The entrance to Green-Wood is an ornate and imposing structure, and passing through the grounds one is witness to all manner of extravagant burial structures: towering obelisks, stalwart mausoleums, and several historical markings to guide the visitor along their way. I had intentionally done no Google image searching prior to my visit and expected the grave of this internationally beloved musical icon to physically demonstrate the enormity of his impact. However, following the map to his gravesite, I found a unexpected simplicity.
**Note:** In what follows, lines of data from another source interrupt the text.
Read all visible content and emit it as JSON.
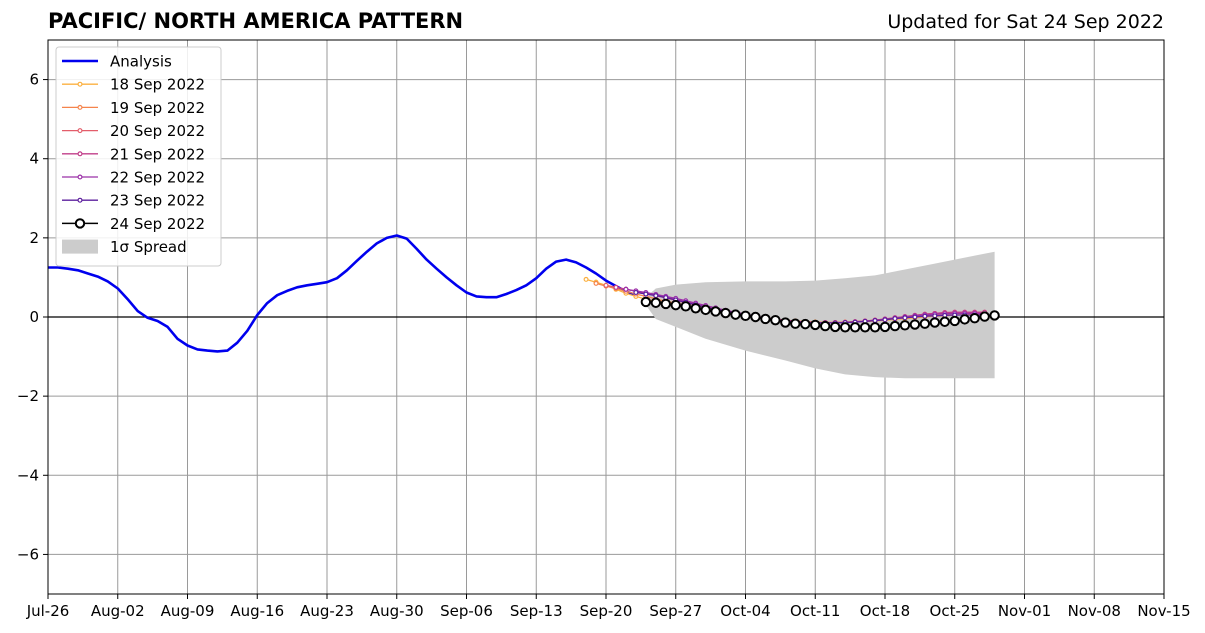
{
  "header": {
    "title": "PACIFIC/ NORTH AMERICA PATTERN",
    "updated": "Updated for Sat 24 Sep 2022"
  },
  "chart_data": {
    "type": "line",
    "title": "PACIFIC/ NORTH AMERICA PATTERN",
    "xlabel": "",
    "ylabel": "",
    "x_axis": {
      "type": "date",
      "range": [
        "2022-07-26",
        "2022-11-15"
      ],
      "tick_labels": [
        "Jul-26",
        "Aug-02",
        "Aug-09",
        "Aug-16",
        "Aug-23",
        "Aug-30",
        "Sep-06",
        "Sep-13",
        "Sep-20",
        "Sep-27",
        "Oct-04",
        "Oct-11",
        "Oct-18",
        "Oct-25",
        "Nov-01",
        "Nov-08",
        "Nov-15"
      ]
    },
    "y_axis": {
      "range": [
        -7,
        7
      ],
      "ticks": [
        6,
        4,
        2,
        0,
        -2,
        -4,
        -6
      ],
      "tick_labels": [
        "6",
        "4",
        "2",
        "0",
        "−2",
        "−4",
        "−6"
      ]
    },
    "grid": true,
    "zero_line": true,
    "legend_position": "top-left",
    "legend": [
      "Analysis",
      "18 Sep 2022",
      "19 Sep 2022",
      "20 Sep 2022",
      "21 Sep 2022",
      "22 Sep 2022",
      "23 Sep 2022",
      "24 Sep 2022",
      "1σ Spread"
    ],
    "series": [
      {
        "name": "Analysis",
        "color": "#0000ee",
        "style": "line",
        "x": [
          "2022-07-26",
          "2022-07-27",
          "2022-07-28",
          "2022-07-29",
          "2022-07-30",
          "2022-07-31",
          "2022-08-01",
          "2022-08-02",
          "2022-08-03",
          "2022-08-04",
          "2022-08-05",
          "2022-08-06",
          "2022-08-07",
          "2022-08-08",
          "2022-08-09",
          "2022-08-10",
          "2022-08-11",
          "2022-08-12",
          "2022-08-13",
          "2022-08-14",
          "2022-08-15",
          "2022-08-16",
          "2022-08-17",
          "2022-08-18",
          "2022-08-19",
          "2022-08-20",
          "2022-08-21",
          "2022-08-22",
          "2022-08-23",
          "2022-08-24",
          "2022-08-25",
          "2022-08-26",
          "2022-08-27",
          "2022-08-28",
          "2022-08-29",
          "2022-08-30",
          "2022-08-31",
          "2022-09-01",
          "2022-09-02",
          "2022-09-03",
          "2022-09-04",
          "2022-09-05",
          "2022-09-06",
          "2022-09-07",
          "2022-09-08",
          "2022-09-09",
          "2022-09-10",
          "2022-09-11",
          "2022-09-12",
          "2022-09-13",
          "2022-09-14",
          "2022-09-15",
          "2022-09-16",
          "2022-09-17",
          "2022-09-18",
          "2022-09-19",
          "2022-09-20",
          "2022-09-21",
          "2022-09-22",
          "2022-09-23"
        ],
        "y": [
          1.25,
          1.25,
          1.22,
          1.18,
          1.1,
          1.02,
          0.9,
          0.72,
          0.45,
          0.15,
          -0.02,
          -0.1,
          -0.25,
          -0.55,
          -0.72,
          -0.82,
          -0.85,
          -0.87,
          -0.85,
          -0.65,
          -0.35,
          0.05,
          0.35,
          0.55,
          0.66,
          0.75,
          0.8,
          0.84,
          0.88,
          0.98,
          1.18,
          1.42,
          1.65,
          1.86,
          2.0,
          2.06,
          1.98,
          1.72,
          1.45,
          1.22,
          1.0,
          0.8,
          0.62,
          0.52,
          0.5,
          0.5,
          0.58,
          0.68,
          0.8,
          0.98,
          1.22,
          1.4,
          1.45,
          1.38,
          1.25,
          1.1,
          0.92,
          0.78,
          0.65,
          0.55
        ]
      },
      {
        "name": "18 Sep 2022",
        "color": "#fbb040",
        "style": "markers-small",
        "x": [
          "2022-09-18",
          "2022-09-19",
          "2022-09-20",
          "2022-09-21",
          "2022-09-22",
          "2022-09-23",
          "2022-09-24",
          "2022-09-25",
          "2022-09-26",
          "2022-09-27",
          "2022-09-28",
          "2022-09-29",
          "2022-09-30",
          "2022-10-01",
          "2022-10-02",
          "2022-10-03",
          "2022-10-04",
          "2022-10-05",
          "2022-10-06",
          "2022-10-07",
          "2022-10-08",
          "2022-10-09",
          "2022-10-10",
          "2022-10-11",
          "2022-10-12",
          "2022-10-13",
          "2022-10-14",
          "2022-10-15",
          "2022-10-16",
          "2022-10-17",
          "2022-10-18",
          "2022-10-19",
          "2022-10-20",
          "2022-10-21",
          "2022-10-22",
          "2022-10-23",
          "2022-10-24",
          "2022-10-25",
          "2022-10-26",
          "2022-10-27",
          "2022-10-28"
        ],
        "y": [
          0.95,
          0.88,
          0.8,
          0.7,
          0.6,
          0.52,
          0.45,
          0.4,
          0.36,
          0.32,
          0.27,
          0.22,
          0.18,
          0.14,
          0.1,
          0.06,
          0.03,
          0.0,
          -0.03,
          -0.06,
          -0.08,
          -0.1,
          -0.12,
          -0.13,
          -0.14,
          -0.14,
          -0.14,
          -0.13,
          -0.12,
          -0.1,
          -0.08,
          -0.06,
          -0.04,
          -0.02,
          0.0,
          0.02,
          0.03,
          0.05,
          0.06,
          0.07,
          0.08
        ]
      },
      {
        "name": "19 Sep 2022",
        "color": "#f5844c",
        "style": "markers-small",
        "x": [
          "2022-09-19",
          "2022-09-20",
          "2022-09-21",
          "2022-09-22",
          "2022-09-23",
          "2022-09-24",
          "2022-09-25",
          "2022-09-26",
          "2022-09-27",
          "2022-09-28",
          "2022-09-29",
          "2022-09-30",
          "2022-10-01",
          "2022-10-02",
          "2022-10-03",
          "2022-10-04",
          "2022-10-05",
          "2022-10-06",
          "2022-10-07",
          "2022-10-08",
          "2022-10-09",
          "2022-10-10",
          "2022-10-11",
          "2022-10-12",
          "2022-10-13",
          "2022-10-14",
          "2022-10-15",
          "2022-10-16",
          "2022-10-17",
          "2022-10-18",
          "2022-10-19",
          "2022-10-20",
          "2022-10-21",
          "2022-10-22",
          "2022-10-23",
          "2022-10-24",
          "2022-10-25",
          "2022-10-26",
          "2022-10-27",
          "2022-10-28"
        ],
        "y": [
          0.85,
          0.78,
          0.72,
          0.65,
          0.58,
          0.52,
          0.46,
          0.4,
          0.35,
          0.3,
          0.25,
          0.2,
          0.16,
          0.12,
          0.08,
          0.04,
          0.01,
          -0.02,
          -0.05,
          -0.08,
          -0.1,
          -0.12,
          -0.13,
          -0.14,
          -0.14,
          -0.13,
          -0.12,
          -0.1,
          -0.08,
          -0.06,
          -0.03,
          0.0,
          0.02,
          0.04,
          0.06,
          0.08,
          0.09,
          0.1,
          0.1,
          0.1
        ]
      },
      {
        "name": "20 Sep 2022",
        "color": "#e35d6a",
        "style": "markers-small",
        "x": [
          "2022-09-20",
          "2022-09-21",
          "2022-09-22",
          "2022-09-23",
          "2022-09-24",
          "2022-09-25",
          "2022-09-26",
          "2022-09-27",
          "2022-09-28",
          "2022-09-29",
          "2022-09-30",
          "2022-10-01",
          "2022-10-02",
          "2022-10-03",
          "2022-10-04",
          "2022-10-05",
          "2022-10-06",
          "2022-10-07",
          "2022-10-08",
          "2022-10-09",
          "2022-10-10",
          "2022-10-11",
          "2022-10-12",
          "2022-10-13",
          "2022-10-14",
          "2022-10-15",
          "2022-10-16",
          "2022-10-17",
          "2022-10-18",
          "2022-10-19",
          "2022-10-20",
          "2022-10-21",
          "2022-10-22",
          "2022-10-23",
          "2022-10-24",
          "2022-10-25",
          "2022-10-26",
          "2022-10-27",
          "2022-10-28"
        ],
        "y": [
          0.8,
          0.75,
          0.7,
          0.65,
          0.6,
          0.54,
          0.48,
          0.42,
          0.36,
          0.3,
          0.25,
          0.2,
          0.15,
          0.1,
          0.06,
          0.02,
          -0.02,
          -0.05,
          -0.08,
          -0.11,
          -0.13,
          -0.14,
          -0.14,
          -0.14,
          -0.13,
          -0.12,
          -0.1,
          -0.08,
          -0.05,
          -0.02,
          0.01,
          0.04,
          0.07,
          0.09,
          0.11,
          0.12,
          0.12,
          0.12,
          0.12
        ]
      },
      {
        "name": "21 Sep 2022",
        "color": "#c13e8a",
        "style": "markers-small",
        "x": [
          "2022-09-21",
          "2022-09-22",
          "2022-09-23",
          "2022-09-24",
          "2022-09-25",
          "2022-09-26",
          "2022-09-27",
          "2022-09-28",
          "2022-09-29",
          "2022-09-30",
          "2022-10-01",
          "2022-10-02",
          "2022-10-03",
          "2022-10-04",
          "2022-10-05",
          "2022-10-06",
          "2022-10-07",
          "2022-10-08",
          "2022-10-09",
          "2022-10-10",
          "2022-10-11",
          "2022-10-12",
          "2022-10-13",
          "2022-10-14",
          "2022-10-15",
          "2022-10-16",
          "2022-10-17",
          "2022-10-18",
          "2022-10-19",
          "2022-10-20",
          "2022-10-21",
          "2022-10-22",
          "2022-10-23",
          "2022-10-24",
          "2022-10-25",
          "2022-10-26",
          "2022-10-27",
          "2022-10-28"
        ],
        "y": [
          0.75,
          0.7,
          0.65,
          0.6,
          0.55,
          0.5,
          0.44,
          0.38,
          0.32,
          0.26,
          0.2,
          0.15,
          0.1,
          0.05,
          0.01,
          -0.03,
          -0.07,
          -0.1,
          -0.12,
          -0.14,
          -0.15,
          -0.15,
          -0.15,
          -0.14,
          -0.12,
          -0.1,
          -0.08,
          -0.05,
          -0.02,
          0.01,
          0.04,
          0.07,
          0.09,
          0.11,
          0.12,
          0.12,
          0.12,
          0.12
        ]
      },
      {
        "name": "22 Sep 2022",
        "color": "#9b30a8",
        "style": "markers-small",
        "x": [
          "2022-09-22",
          "2022-09-23",
          "2022-09-24",
          "2022-09-25",
          "2022-09-26",
          "2022-09-27",
          "2022-09-28",
          "2022-09-29",
          "2022-09-30",
          "2022-10-01",
          "2022-10-02",
          "2022-10-03",
          "2022-10-04",
          "2022-10-05",
          "2022-10-06",
          "2022-10-07",
          "2022-10-08",
          "2022-10-09",
          "2022-10-10",
          "2022-10-11",
          "2022-10-12",
          "2022-10-13",
          "2022-10-14",
          "2022-10-15",
          "2022-10-16",
          "2022-10-17",
          "2022-10-18",
          "2022-10-19",
          "2022-10-20",
          "2022-10-21",
          "2022-10-22",
          "2022-10-23",
          "2022-10-24",
          "2022-10-25",
          "2022-10-26",
          "2022-10-27",
          "2022-10-28"
        ],
        "y": [
          0.7,
          0.66,
          0.62,
          0.57,
          0.52,
          0.47,
          0.41,
          0.35,
          0.29,
          0.23,
          0.17,
          0.12,
          0.07,
          0.02,
          -0.02,
          -0.06,
          -0.09,
          -0.11,
          -0.13,
          -0.14,
          -0.15,
          -0.15,
          -0.14,
          -0.13,
          -0.11,
          -0.09,
          -0.06,
          -0.03,
          0.0,
          0.03,
          0.05,
          0.07,
          0.08,
          0.09,
          0.09,
          0.09,
          0.08
        ]
      },
      {
        "name": "23 Sep 2022",
        "color": "#5c1f9e",
        "style": "markers-small",
        "x": [
          "2022-09-23",
          "2022-09-24",
          "2022-09-25",
          "2022-09-26",
          "2022-09-27",
          "2022-09-28",
          "2022-09-29",
          "2022-09-30",
          "2022-10-01",
          "2022-10-02",
          "2022-10-03",
          "2022-10-04",
          "2022-10-05",
          "2022-10-06",
          "2022-10-07",
          "2022-10-08",
          "2022-10-09",
          "2022-10-10",
          "2022-10-11",
          "2022-10-12",
          "2022-10-13",
          "2022-10-14",
          "2022-10-15",
          "2022-10-16",
          "2022-10-17",
          "2022-10-18",
          "2022-10-19",
          "2022-10-20",
          "2022-10-21",
          "2022-10-22",
          "2022-10-23",
          "2022-10-24",
          "2022-10-25",
          "2022-10-26",
          "2022-10-27",
          "2022-10-28"
        ],
        "y": [
          0.62,
          0.58,
          0.54,
          0.49,
          0.43,
          0.37,
          0.31,
          0.25,
          0.19,
          0.14,
          0.09,
          0.04,
          0.0,
          -0.04,
          -0.07,
          -0.1,
          -0.12,
          -0.14,
          -0.15,
          -0.15,
          -0.15,
          -0.14,
          -0.13,
          -0.11,
          -0.09,
          -0.07,
          -0.04,
          -0.02,
          0.0,
          0.02,
          0.03,
          0.04,
          0.05,
          0.05,
          0.05,
          0.05
        ]
      },
      {
        "name": "24 Sep 2022",
        "color": "#000000",
        "style": "markers-large",
        "x": [
          "2022-09-24",
          "2022-09-25",
          "2022-09-26",
          "2022-09-27",
          "2022-09-28",
          "2022-09-29",
          "2022-09-30",
          "2022-10-01",
          "2022-10-02",
          "2022-10-03",
          "2022-10-04",
          "2022-10-05",
          "2022-10-06",
          "2022-10-07",
          "2022-10-08",
          "2022-10-09",
          "2022-10-10",
          "2022-10-11",
          "2022-10-12",
          "2022-10-13",
          "2022-10-14",
          "2022-10-15",
          "2022-10-16",
          "2022-10-17",
          "2022-10-18",
          "2022-10-19",
          "2022-10-20",
          "2022-10-21",
          "2022-10-22",
          "2022-10-23",
          "2022-10-24",
          "2022-10-25",
          "2022-10-26",
          "2022-10-27",
          "2022-10-28",
          "2022-10-29"
        ],
        "y": [
          0.38,
          0.36,
          0.33,
          0.3,
          0.27,
          0.22,
          0.18,
          0.14,
          0.1,
          0.06,
          0.03,
          0.0,
          -0.05,
          -0.08,
          -0.14,
          -0.17,
          -0.18,
          -0.2,
          -0.23,
          -0.25,
          -0.26,
          -0.26,
          -0.26,
          -0.26,
          -0.25,
          -0.23,
          -0.21,
          -0.19,
          -0.17,
          -0.14,
          -0.12,
          -0.1,
          -0.06,
          -0.03,
          0.01,
          0.04
        ]
      }
    ],
    "spread": {
      "name": "1σ Spread",
      "color": "#cccccc",
      "x": [
        "2022-09-24",
        "2022-09-25",
        "2022-09-27",
        "2022-09-30",
        "2022-10-04",
        "2022-10-08",
        "2022-10-11",
        "2022-10-14",
        "2022-10-17",
        "2022-10-20",
        "2022-10-23",
        "2022-10-26",
        "2022-10-29"
      ],
      "upper": [
        0.5,
        0.72,
        0.82,
        0.88,
        0.9,
        0.9,
        0.92,
        0.98,
        1.05,
        1.2,
        1.35,
        1.5,
        1.65
      ],
      "lower": [
        0.3,
        -0.05,
        -0.25,
        -0.55,
        -0.85,
        -1.1,
        -1.3,
        -1.45,
        -1.52,
        -1.55,
        -1.55,
        -1.55,
        -1.55
      ]
    }
  }
}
A bench with the name BERNSTEIN inscribed across the front sits amidst a small garden. His grave marker sits adjacent to that of Felicia Montealegre Bernstein, his wife. Their headstones are flush with the grass, together facing the clouded sky. A collection of small stones placed by a previous visitor rested on his grave. Something in the simplicity conveyed a sense of comfort with death and assurance of peace. No formidable, gilded tower. Merely a headstone reflecting an untroubled gaze into the infinity of the heavens.
This fall, Verdigris embarks on a concert of Bernstein’s choral and solo work that respond to excerpts from his personal correspondence. His life brought deep joy and beauty to millions of people. On this concert program, we are highlighting a part of his life that holds greater complexity. In his personal correspondence, we see pain and confusion alongside forgiveness and understanding.
Rendered alongside all his complex humanity, Bernstein’s music will take on new, truer life. Join us on this journey.